Nothing But The Truth?: On Lying And Memoir-Writing
Maddie Crum examines the recent popularity of memoir—though this popularity has now gone on for so long that I find it difficult to continue to refer to it as _recent_—and the central question that all memoirists must confront: What, exactly, constitutes the extend of truth in memoir?
When we tell stories — in writing, out loud to our friends, in the form of jokes with a punchline — we owe our listeners the good feelings that come with dramatic timing, with building anticipation and providing welcome release. The desired effect is to allow listeners, and readers, to feel how we felt, not to merely be aware of the literal circumstances lending to the feeling. If a memoirist can achieve that — and if she must take a few liberties in truthfulness to get there — then she’s done something right.
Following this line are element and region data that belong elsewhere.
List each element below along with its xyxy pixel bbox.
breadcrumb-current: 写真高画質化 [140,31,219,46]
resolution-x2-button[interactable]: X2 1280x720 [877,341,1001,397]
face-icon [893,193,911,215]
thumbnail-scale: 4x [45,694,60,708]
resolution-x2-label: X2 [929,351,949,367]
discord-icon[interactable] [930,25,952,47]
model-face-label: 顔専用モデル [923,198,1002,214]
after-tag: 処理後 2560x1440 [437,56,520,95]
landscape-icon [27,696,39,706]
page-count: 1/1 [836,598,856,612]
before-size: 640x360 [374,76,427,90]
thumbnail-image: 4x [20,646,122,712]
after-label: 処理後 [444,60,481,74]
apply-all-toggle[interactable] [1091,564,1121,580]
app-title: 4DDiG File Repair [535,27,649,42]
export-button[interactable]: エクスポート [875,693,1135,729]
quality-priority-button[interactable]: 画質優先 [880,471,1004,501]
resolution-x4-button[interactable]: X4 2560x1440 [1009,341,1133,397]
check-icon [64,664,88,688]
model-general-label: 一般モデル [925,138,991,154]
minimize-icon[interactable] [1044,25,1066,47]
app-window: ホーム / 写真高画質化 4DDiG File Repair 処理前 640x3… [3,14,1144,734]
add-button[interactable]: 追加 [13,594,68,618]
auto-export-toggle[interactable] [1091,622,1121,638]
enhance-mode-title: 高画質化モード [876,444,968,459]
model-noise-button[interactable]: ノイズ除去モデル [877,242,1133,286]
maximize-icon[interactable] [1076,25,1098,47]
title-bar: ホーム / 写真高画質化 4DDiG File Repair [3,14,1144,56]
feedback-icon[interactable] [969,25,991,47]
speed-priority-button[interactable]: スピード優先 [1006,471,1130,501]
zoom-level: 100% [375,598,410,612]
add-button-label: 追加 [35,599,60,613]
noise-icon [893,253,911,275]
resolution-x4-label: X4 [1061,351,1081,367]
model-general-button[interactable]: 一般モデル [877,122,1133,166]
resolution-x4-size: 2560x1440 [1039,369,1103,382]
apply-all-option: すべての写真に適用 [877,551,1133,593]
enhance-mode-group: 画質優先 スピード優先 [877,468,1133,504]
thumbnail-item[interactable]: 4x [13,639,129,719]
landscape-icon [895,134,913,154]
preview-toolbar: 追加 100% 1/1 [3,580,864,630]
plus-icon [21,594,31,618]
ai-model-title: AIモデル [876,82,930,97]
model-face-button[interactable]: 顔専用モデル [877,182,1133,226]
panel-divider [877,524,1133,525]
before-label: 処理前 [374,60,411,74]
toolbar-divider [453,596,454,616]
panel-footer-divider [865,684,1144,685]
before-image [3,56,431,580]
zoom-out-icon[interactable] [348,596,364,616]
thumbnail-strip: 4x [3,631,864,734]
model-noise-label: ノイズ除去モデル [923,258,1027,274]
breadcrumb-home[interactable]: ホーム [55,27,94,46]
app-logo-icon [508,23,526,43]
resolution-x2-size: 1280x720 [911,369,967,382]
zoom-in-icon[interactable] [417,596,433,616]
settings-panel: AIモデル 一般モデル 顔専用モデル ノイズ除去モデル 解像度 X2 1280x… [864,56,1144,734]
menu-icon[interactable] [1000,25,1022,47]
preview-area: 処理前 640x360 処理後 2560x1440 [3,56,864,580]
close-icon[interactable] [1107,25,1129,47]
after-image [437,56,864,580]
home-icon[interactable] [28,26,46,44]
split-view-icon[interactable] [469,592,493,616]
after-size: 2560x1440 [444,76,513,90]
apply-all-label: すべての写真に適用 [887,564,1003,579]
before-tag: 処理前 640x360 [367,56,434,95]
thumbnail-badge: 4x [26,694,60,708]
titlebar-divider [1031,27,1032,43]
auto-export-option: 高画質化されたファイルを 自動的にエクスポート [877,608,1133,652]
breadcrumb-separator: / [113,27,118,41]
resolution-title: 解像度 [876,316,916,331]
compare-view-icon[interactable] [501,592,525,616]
Sex, drugs, honeymoon, motherhood – what if my child reads my diaries?
Nicola Skinner has nearly 29 years’ worth of diaries. And suddenly she wonders what to do with them now that her her four-year-old daughter, Polly, is learning to read.
After much lamenting, she arrives at this decision:
But I think the best thing to do is to lock them away until she reaches adulthood – or motherhood, whichever she fancies. Then, both armed with a stiff drink, we can read them together. I can put things into context. I can say – yes, I was having a bad day when I wrote that. But look! The next day, I wrote about your dad’s homemade chicken curry, and that time you gesticulated around yourself excitedly and said: “There’s so much to like!” (3 April 2015). I’ll explain that writing a diary is like sketching: you only see a fraction of reality. If all else fails, I’ll tell her that my diaries saved me thousands of pounds in therapy – money that was spent on eating Portuguese custard tarts every day of our holidays and buying amazing films to watch together. I’ll look her in the eye and say that I wouldn’t swap one single day, not even the worst ones, for my old life, if it meant not having her. And then I’ll give her a diary, and tell her to write her own story, and never be afraid of her feelings.
30 Memoirs You Have To Read
Inspired by the recent publication of Gloria Steinem’s My Life on the Road, Erin Donnelly has composed a list of 30 must-read memoirs.
While individual tastes will undoubtedly vary, I was gratified to see that I’ve read 13 of these books and have another five on my TBR list.
What about you?
How many of these memoirs have you read? What other titles would you add to the list?